The society decided to go ahead, and officials accompanied the treasure hunters to the general area indicated in the "diary." There, one of the hunters scanned the surface with the electronic box. Eventually, he marked off a 24-foot square and said, impressively, "The treasure is directly beneath this spot."

A soil corer ground down into the sand. And down. And down. Another hole was bored. And another. The hopes of the onlookers faded. When the search was completed, nothing had been found but water. Fresh water is a valuable commodity in Florida but hardly worth a king's ransom.

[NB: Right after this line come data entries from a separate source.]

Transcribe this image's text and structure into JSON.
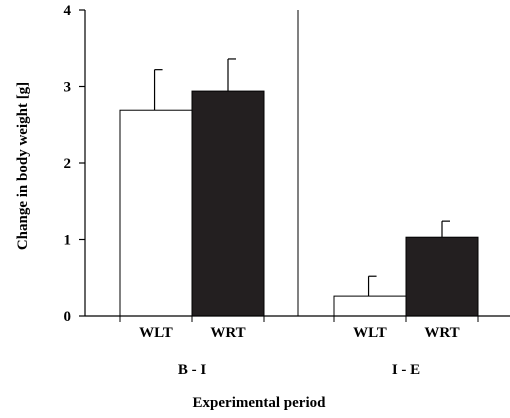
{
  "chart_data": {
    "type": "bar",
    "title": "",
    "ylabel": "Change in body weight [g]",
    "xlabel": "Experimental period",
    "ylim": [
      0,
      4
    ],
    "yticks": [
      "0",
      "1",
      "2",
      "3",
      "4"
    ],
    "grid": false,
    "legend": "none",
    "groups": [
      {
        "name": "B - I",
        "bars": [
          {
            "label": "WLT",
            "value": 2.69,
            "error": 0.53,
            "fill": "#ffffff"
          },
          {
            "label": "WRT",
            "value": 2.94,
            "error": 0.42,
            "fill": "#231f20"
          }
        ]
      },
      {
        "name": "I - E",
        "bars": [
          {
            "label": "WLT",
            "value": 0.26,
            "error": 0.26,
            "fill": "#ffffff"
          },
          {
            "label": "WRT",
            "value": 1.03,
            "error": 0.21,
            "fill": "#231f20"
          }
        ]
      }
    ]
  }
}
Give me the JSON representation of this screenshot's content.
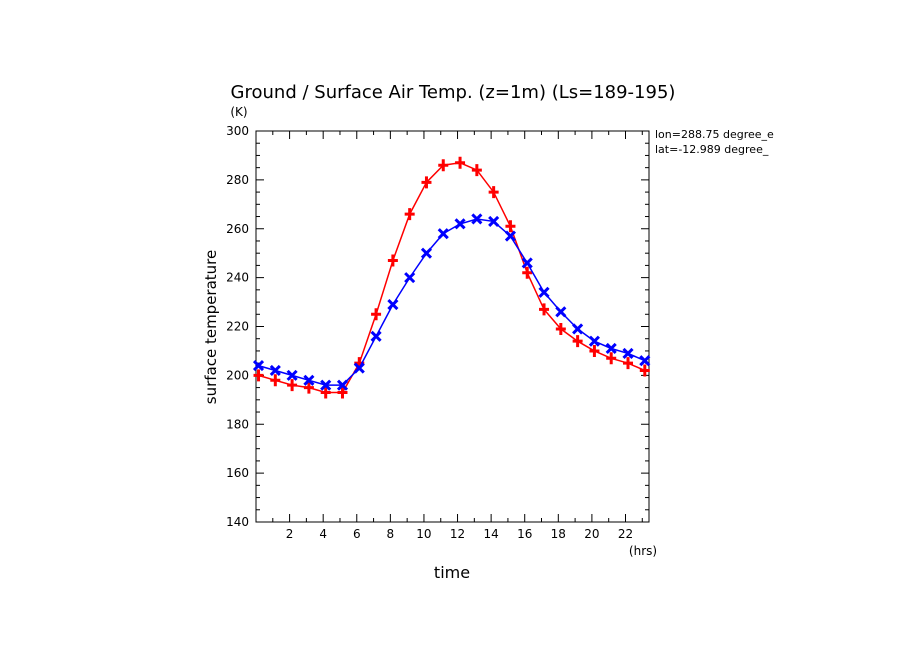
{
  "chart_data": {
    "type": "line",
    "title": "Ground / Surface Air Temp. (z=1m) (Ls=189-195)",
    "xlabel": "time",
    "ylabel": "surface temperature",
    "x_unit": "(hrs)",
    "y_unit": "(K)",
    "xlim": [
      0,
      23.4
    ],
    "ylim": [
      140,
      300
    ],
    "x_ticks": [
      2,
      4,
      6,
      8,
      10,
      12,
      14,
      16,
      18,
      20,
      22
    ],
    "y_ticks": [
      140,
      160,
      180,
      200,
      220,
      240,
      260,
      280,
      300
    ],
    "annotations": [
      "lon=288.75 degree_e",
      "lat=-12.989 degree_"
    ],
    "x": [
      0.15,
      1.15,
      2.15,
      3.15,
      4.15,
      5.15,
      6.15,
      7.15,
      8.15,
      9.15,
      10.15,
      11.15,
      12.15,
      13.15,
      14.15,
      15.15,
      16.15,
      17.15,
      18.15,
      19.15,
      20.15,
      21.15,
      22.15,
      23.15
    ],
    "series": [
      {
        "color": "#ff0000",
        "marker": "plus",
        "values": [
          200,
          198,
          196,
          195,
          193,
          193,
          205,
          225,
          247,
          266,
          279,
          286,
          287,
          284,
          275,
          261,
          242,
          227,
          219,
          214,
          210,
          207,
          205,
          202
        ]
      },
      {
        "color": "#0000ff",
        "marker": "x",
        "values": [
          204,
          202,
          200,
          198,
          196,
          196,
          203,
          216,
          229,
          240,
          250,
          258,
          262,
          264,
          263,
          257,
          246,
          234,
          226,
          219,
          214,
          211,
          209,
          206
        ]
      }
    ]
  }
}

So the hunt was a failure, but at least rumors that treasure lay under the sanctuary were squelched. Or were they? Two months after the first expedition the agents were back, declaring, "We've been testing the box, and now it definitely works." They wanted another try. Audubon winced. Flocks of treasure hunters, as well as birds, now seem likely to seek sanctuary at Rookery Bay.



•Al McGuire, ex-basketball coach: "What it takes to be a great player, beyond raw talent, is self-centeredness and a certain numbness to the crowd. Super-intelligent people can't be superb athletes. They're too aware."

•Dan Quisenberry, Kansas City Royals relief pitcher, more or less agreeing with McGuire: "You can't be thinking about too many things. Relief pitchers have to get into a zone of their own. I just hope I'm stupid enough."